Wednesday, August 21, 2013

Sleeping issues in children with epilepsy

This study shows that children with epilepsy get significantly worse sleep than children
without epilepsy.

The purposes of this study were to explore the prevalence of sleep disturbances in a large cohort of school–aged children with partial epilepsy, to compare the findings with those in children without epilepsy of the same age and gender, and to evaluate the relationship between sleep disturbances and health–related quality of life (HRQoL). This study confirms the high prevalence of disturbed sleep, as well as its effect on quality of life, in a large group of children with partial epilepsy.

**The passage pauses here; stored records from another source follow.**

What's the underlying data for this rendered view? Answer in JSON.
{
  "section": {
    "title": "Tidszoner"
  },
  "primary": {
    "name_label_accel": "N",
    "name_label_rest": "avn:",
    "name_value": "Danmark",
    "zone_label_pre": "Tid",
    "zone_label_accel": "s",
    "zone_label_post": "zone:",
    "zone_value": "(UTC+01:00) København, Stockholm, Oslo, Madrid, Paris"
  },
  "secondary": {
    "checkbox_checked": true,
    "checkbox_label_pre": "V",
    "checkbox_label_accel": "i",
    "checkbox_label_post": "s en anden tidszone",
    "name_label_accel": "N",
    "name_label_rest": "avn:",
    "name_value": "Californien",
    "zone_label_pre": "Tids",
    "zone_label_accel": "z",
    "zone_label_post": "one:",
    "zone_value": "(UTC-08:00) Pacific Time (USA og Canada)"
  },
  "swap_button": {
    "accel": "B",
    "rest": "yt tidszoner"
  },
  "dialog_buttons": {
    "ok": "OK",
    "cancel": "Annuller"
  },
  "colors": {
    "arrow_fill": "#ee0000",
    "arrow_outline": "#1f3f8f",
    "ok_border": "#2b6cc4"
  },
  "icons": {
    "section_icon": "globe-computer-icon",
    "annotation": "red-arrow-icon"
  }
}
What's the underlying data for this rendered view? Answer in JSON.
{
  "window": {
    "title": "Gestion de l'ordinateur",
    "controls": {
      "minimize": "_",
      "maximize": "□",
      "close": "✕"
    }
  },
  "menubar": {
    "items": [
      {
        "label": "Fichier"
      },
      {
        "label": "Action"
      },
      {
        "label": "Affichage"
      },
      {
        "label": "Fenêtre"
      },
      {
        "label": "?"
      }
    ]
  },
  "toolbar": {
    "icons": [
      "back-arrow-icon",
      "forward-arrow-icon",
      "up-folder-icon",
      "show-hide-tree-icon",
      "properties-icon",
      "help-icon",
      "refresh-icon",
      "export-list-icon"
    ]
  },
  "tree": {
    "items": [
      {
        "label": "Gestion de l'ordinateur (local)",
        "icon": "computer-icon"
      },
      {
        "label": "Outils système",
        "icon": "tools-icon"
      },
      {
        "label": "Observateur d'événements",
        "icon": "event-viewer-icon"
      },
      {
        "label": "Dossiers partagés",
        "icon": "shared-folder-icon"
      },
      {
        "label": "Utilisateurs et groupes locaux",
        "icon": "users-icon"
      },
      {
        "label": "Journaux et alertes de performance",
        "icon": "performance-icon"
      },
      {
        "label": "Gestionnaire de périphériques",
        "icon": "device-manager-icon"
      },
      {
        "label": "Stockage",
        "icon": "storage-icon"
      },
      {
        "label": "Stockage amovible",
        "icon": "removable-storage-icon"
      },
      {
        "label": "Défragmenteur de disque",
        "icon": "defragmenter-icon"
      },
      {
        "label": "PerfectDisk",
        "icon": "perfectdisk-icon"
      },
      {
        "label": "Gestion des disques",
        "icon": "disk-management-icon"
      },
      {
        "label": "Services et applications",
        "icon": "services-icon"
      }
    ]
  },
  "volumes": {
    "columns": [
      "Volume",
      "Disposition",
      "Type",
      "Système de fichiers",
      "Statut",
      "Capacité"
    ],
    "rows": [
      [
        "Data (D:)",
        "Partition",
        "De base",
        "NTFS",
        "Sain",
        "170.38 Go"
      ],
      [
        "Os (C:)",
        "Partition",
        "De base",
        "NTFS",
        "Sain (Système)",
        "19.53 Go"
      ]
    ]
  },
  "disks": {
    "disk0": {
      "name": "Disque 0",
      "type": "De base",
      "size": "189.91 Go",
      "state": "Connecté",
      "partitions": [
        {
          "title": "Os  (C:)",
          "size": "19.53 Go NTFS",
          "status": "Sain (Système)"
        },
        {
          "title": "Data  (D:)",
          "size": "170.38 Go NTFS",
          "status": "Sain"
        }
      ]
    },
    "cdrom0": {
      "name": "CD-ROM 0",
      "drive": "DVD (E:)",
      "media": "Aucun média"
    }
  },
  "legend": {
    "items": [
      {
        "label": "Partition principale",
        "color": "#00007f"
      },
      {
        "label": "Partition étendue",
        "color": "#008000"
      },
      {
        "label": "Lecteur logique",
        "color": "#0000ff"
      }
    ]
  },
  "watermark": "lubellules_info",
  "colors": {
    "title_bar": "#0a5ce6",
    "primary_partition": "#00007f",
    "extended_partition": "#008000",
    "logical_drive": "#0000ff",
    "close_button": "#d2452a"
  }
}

The abnormalities are both more prevalent and more severe than in children without epilepsy.
  • One hundred thirty children with partial epilepsy aged 4 to 10 years, who were treated in the outpatient setting of a Dutch epilepsy clinic, and 161 age- and sex-matched controls participated in this study.
  • In addition to providing information about their child's demography and health, parents of both groups of children completed three questionnaires to measure their child's sleep [Sleep Disturbance Scale for Children (SDSC), Medical Outcomes Study-Sleep Scale (MOSS-S), and Groningen Sleep Quality Scale (GSQS)] and one questionnaire to measure quality of life (Kidscreen-27).
  • Parents of children with epilepsy also completed the Hague Scales to measure the severity of epilepsy.
  • The prevalence of sleep disturbances and scores on HRQoL in children with and without epilepsy were compared.
  • Additionally, the HRQoL scores were compared between children with and without sleep disturbances in children both with and without epilepsy.
  • The answers for all three questionnaires suggested worse sleep in children with epilepsy than in children of the same age and gender without epilepsy.
  • Pathological scores (T-value > 70) for total SDSC were seen twelve times more frequently in children with epilepsy (36.92% vs. 3.01%, p < 0.001).
  • Children with epilepsy also scored significantly lower for all dimensions of HRQoL.
  • Between subgroups of children with and without disturbed sleep, insignificant differences in quality of life were found, with the lowest scores in children with sleep disturbances in both groups.